Water charge campaigners ready for action

New threat of cut-offs


DO YOU REMEMBER Democratic Left's election promises? The party who contested the last election on an anti-service charges platform have convinced their Fine Gael and Labour partners to drag non-payers through the courts instead of immediately cutting off their water. Hooray! Like all professional politicians, DL see no reason to stand by their election promises. According to their way of doing things, voters are merely sheep who can be told anything to get their votes and then promptly forgotten about.

Before the Act was even passed householders in Dún Laoghaire/Rathdown and Fingal got letters threatening them with instant court action if they didn't pay up without delay. This scare tactic was intended to frighten people into paying. It didn't work. 60% (70,000 households) are refusing to pay in the three Dublin county areas.

Under the legislation two further letters have to be sent, with at least two weeks between them. The third one has to be delivered either by hand or by recorded post. Only then can the county manager seek a court date. It looks like September may see the start of court cases, South Dublin Council having already sent out the first two letters to non-payers.

The Federation of Dublin Anti-Water Charge Campaigns is ready for action. Local meetings have been held throughout the three Dublin council areas, some attracting over 100 people. If enough people stick together we can follow the hot summer with a hotter autumn. The courts can't defeat us if we stay united, and we have already shown that the Federation can turn disconnections into reconnections within hours.

Keep up the refusal to pay, get more information, contact the campaign at 494 7025 (Gregor Kerr) or 820 1753 (Joe Higgins).

National Conference

Anti-Charges campaigners from Cork, Limerick, Dundalk, Galway, Offaly, Monaghan and the three Dublin council areas met in May. Over 80 activists shared information and reaffirmed their intention to resist double taxation, whether it be called 'service charges', 'rates', or 'community development charges'.

One particularly petty response to the campaign was reported from Limerick where the County Council is now charging people for waiver application forms.

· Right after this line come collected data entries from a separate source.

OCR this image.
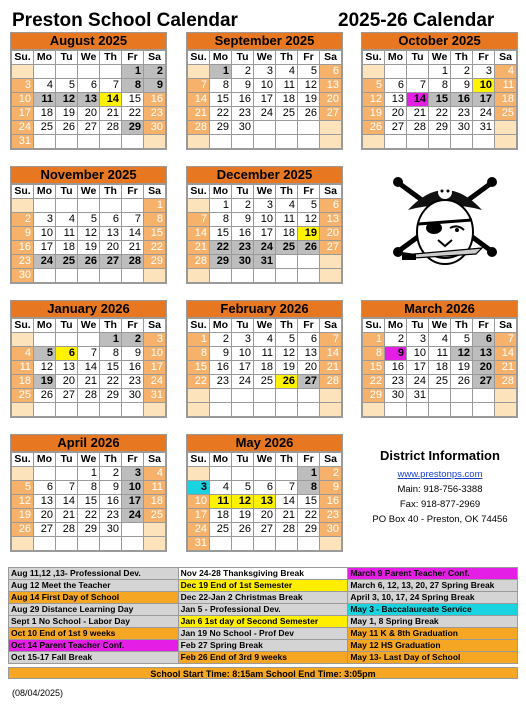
Preston School Calendar	2025-26 Calendar
August 2025
Su.	Mo	Tu	We	Th	Fr	Sa
					1	2
3	4	5	6	7	8	9
10	11	12	13	14	15	16
17	18	19	20	21	22	23
24	25	26	27	28	29	30
31						
September 2025
Su.	Mo	Tu	We	Th	Fr	Sa
	1	2	3	4	5	6
7	8	9	10	11	12	13
14	15	16	17	18	19	20
21	22	23	24	25	26	27
28	29	30				

October 2025
Su.	Mo	Tu	We	Th	Fr	Sa
			1	2	3	4
5	6	7	8	9	10	11
12	13	14	15	16	17	18
19	20	21	22	23	24	25
26	27	28	29	30	31	

November 2025
Su.	Mo	Tu	We	Th	Fr	Sa
						1
2	3	4	5	6	7	8
9	10	11	12	13	14	15
16	17	18	19	20	21	22
23	24	25	26	27	28	29
30						
December 2025
Su.	Mo	Tu	We	Th	Fr	Sa
	1	2	3	4	5	6
7	8	9	10	11	12	13
14	15	16	17	18	19	20
21	22	23	24	25	26	27
28	29	30	31			

January 2026
Su.	Mo	Tu	We	Th	Fr	Sa
				1	2	3
4	5	6	7	8	9	10
11	12	13	14	15	16	17
18	19	20	21	22	23	24
25	26	27	28	29	30	31

February 2026
Su.	Mo	Tu	We	Th	Fr	Sa
1	2	3	4	5	6	7
8	9	10	11	12	13	14
15	16	17	18	19	20	21
22	23	24	25	26	27	28

March 2026
Su.	Mo	Tu	We	Th	Fr	Sa
1	2	3	4	5	6	7
8	9	10	11	12	13	14
15	16	17	18	19	20	21
22	23	24	25	26	27	28
29	30	31				

April 2026
Su.	Mo	Tu	We	Th	Fr	Sa
			1	2	3	4
5	6	7	8	9	10	11
12	13	14	15	16	17	18
19	20	21	22	23	24	25
26	27	28	29	30		

May 2026
Su.	Mo	Tu	We	Th	Fr	Sa
					1	2
3	4	5	6	7	8	9
10	11	12	13	14	15	16
17	18	19	20	21	22	23
24	25	26	27	28	29	30
31						
District Information
www.prestonps.com
Main: 918-756-3388
Fax: 918-877-2969
PO Box 40 - Preston, OK 74456
Aug 11,12 ,13- Professional Dev.	Nov 24-28 Thanksgiving Break	March 9 Parent Teacher Conf.
Aug 12 Meet the Teacher	Dec 19 End of 1st Semester	March 6, 12, 13, 20, 27 Spring Break
Aug 14 First Day of School	Dec 22-Jan 2 Christmas Break	April 3, 10, 17, 24 Spring Break
Aug 29 Distance Learning Day	Jan 5 - Professional Dev.	May 3 - Baccalaureate Service
Sept 1 No School - Labor Day	Jan 6 1st day of Second Semester	May 1, 8 Spring Break
Oct 10 End of 1st 9 weeks	Jan 19 No School - Prof Dev	May 11 K & 8th Graduation
Oct 14 Parent Teacher Conf.	Feb 27 Spring Break	May 12 HS Graduation
Oct 15-17 Fall Break	Feb 26 End of 3rd 9 weeks	May 13- Last Day of School
School Start Time: 8:15am School End Time: 3:05pm
(08/04/2025)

Waivers are supposed to be for people who cannot afford to pay the charges! Hopefully householders in the county area will take a lesson from the those in the Corporation area whose campaigning led to the abolition of service charges back in 1991. The Corporation had employed contractors to wreck water pipes leading into the homes of 140 non-payers on a Friday afternoon, the local campaign had every one of them reconnected by noon the next day. After that the politicians admitted defeat and abolished charges in their area.

Outrageous accountants and outraged taxpayers

When the government suggested that accountants be obliged to report tax evasion by their clients they held a mass meeting in Dublin's RDS to protest at this "outrage". If some kid robs a car radio these are the sort of people who scream for harsher punishments and more gardaí on the streets. When they are told to report major frauds involving millions of pounds they are indignant. Finance Minister Ruairi Quinn agrees with them. Section 153 of the Finance Act allows them to overlook £5,000 in tax fraud.

Last year the average PAYE worker paid 34,115 in income tax. Last year also saw a tax amnesty for rich tax didgers and big business which wrote off at least £500 million. This amount would have funded all the service charges in the country for the next ten years.

They had hardly started their meeting when a dozen people from anti-water charge groups took over the stage and hung up big banner inscribed with "When big business cheats, PAYE workers pay". The meeting was held up for half an hour while the accountants were given a lecture about how little tax the wealthy pay and how much is taken from working people. They all had to sit and listen as some dopey accountant had locked the door of the hall to stop more protesters getting in and then couldn't open it again!